From 975d3bd00542fef98f2554df71c0d0ed26d8d5c3 Mon Sep 17 00:00:00 2001
From: Rotzbua <Rotzbua@users.noreply.github.com>
Date: Mon, 28 Oct 2019 17:42:34 +0100
Subject: [PATCH] Add security considerations about oauth2 #1683

Signed-off-by: Rotzbua <Rotzbua@users.noreply.github.com>
---
 admin_manual/configuration_server/oauth2.rst | 7 +++++++
 1 file changed, 7 insertions(+)

diff --git a/admin_manual/configuration_server/oauth2.rst b/admin_manual/configuration_server/oauth2.rst
index 36c676c26..d88b2abe5 100644
--- a/admin_manual/configuration_server/oauth2.rst
+++ b/admin_manual/configuration_server/oauth2.rst
@@ -34,3 +34,10 @@ Nextcloud server you will have to send the proper authorization header.

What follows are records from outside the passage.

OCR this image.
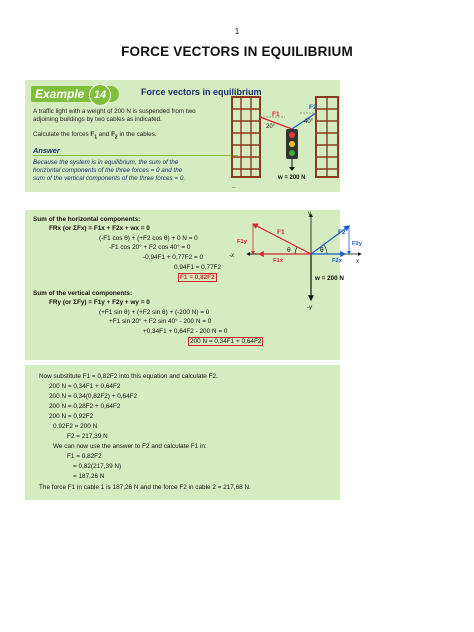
1
FORCE VECTORS IN EQUILIBRIUM
Example 14	Force vectors in equilibrium
A traffic light with a weight of 200 N is suspended from two
adjoining buildings by two cables as indicated.
Calculate the forces $F_1$ and $F_2$ in the cables.
Answer
Because the system is in equilibrium, the sum of the
horizontal components of the three forces = 0 and the
sum of the vertical components of the three forces = 0.
F1
F2
20°
40°
w = 200 N
–
Sum of the horizontal components:
FRx (or ΣFx) = F1x + F2x + wx = 0
(-F1 cos θ) + (+F2 cos θ) + 0 N = 0
-F1 cos 20° + F2 cos 40° = 0
-0,94F1 + 0,77F2 = 0
0,94F1 = 0,77F2
F1 = 0,82F2
Sum of the vertical components:
FRy (or ΣFy) = F1y + F2y + wy = 0
(+F1 sin θ) + (+F2 sin θ) + (-200 N) = 0
+F1 sin 20° + F2 sin 40° - 200 N = 0
+0,34F1 + 0,64F2 - 200 N = 0
200 N = 0,34F1 + 0,64F2
y
-x
x
-y
F1	F2
F1y	F2y
F1x	F2x
θ	θ
w = 200 N
Now substitute F1 = 0,82F2 into this equation and calculate F2.
200 N = 0,34F1 + 0,64F2
200 N = 0,34(0,82F2) + 0,64F2
200 N = 0,28F2 + 0,64F2
200 N = 0,92F2
0,92F2 = 200 N
F2 = 217,39 N
We can now use the answer to F2 and calculate F1 in:
F1 = 0,82F2
= 0,82(217,39 N)
= 187,26 N
The force F1 in cable 1 is 187,26 N and the force F2 in cable 2 = 217,68 N.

 Authorization: Bearer <TOKEN>
 
 Note that apache by default strips this. Make sure you have ``mod_headers``, ``mod_rewrite`` and ``mod_env`` enabled.
+
+Security considerations
+-----------------------
+
+Nextcloud ``OAuth2`` implementation currently does not support scoped access. This means that every token has full access to the complete account including read and write permission to the stored files. It is essential to store the ``OAuth2`` tokens in a safe way! 
+
+Without scopes and restrictable access it is not recommended to use a Nextcloud instance as a user authentication service.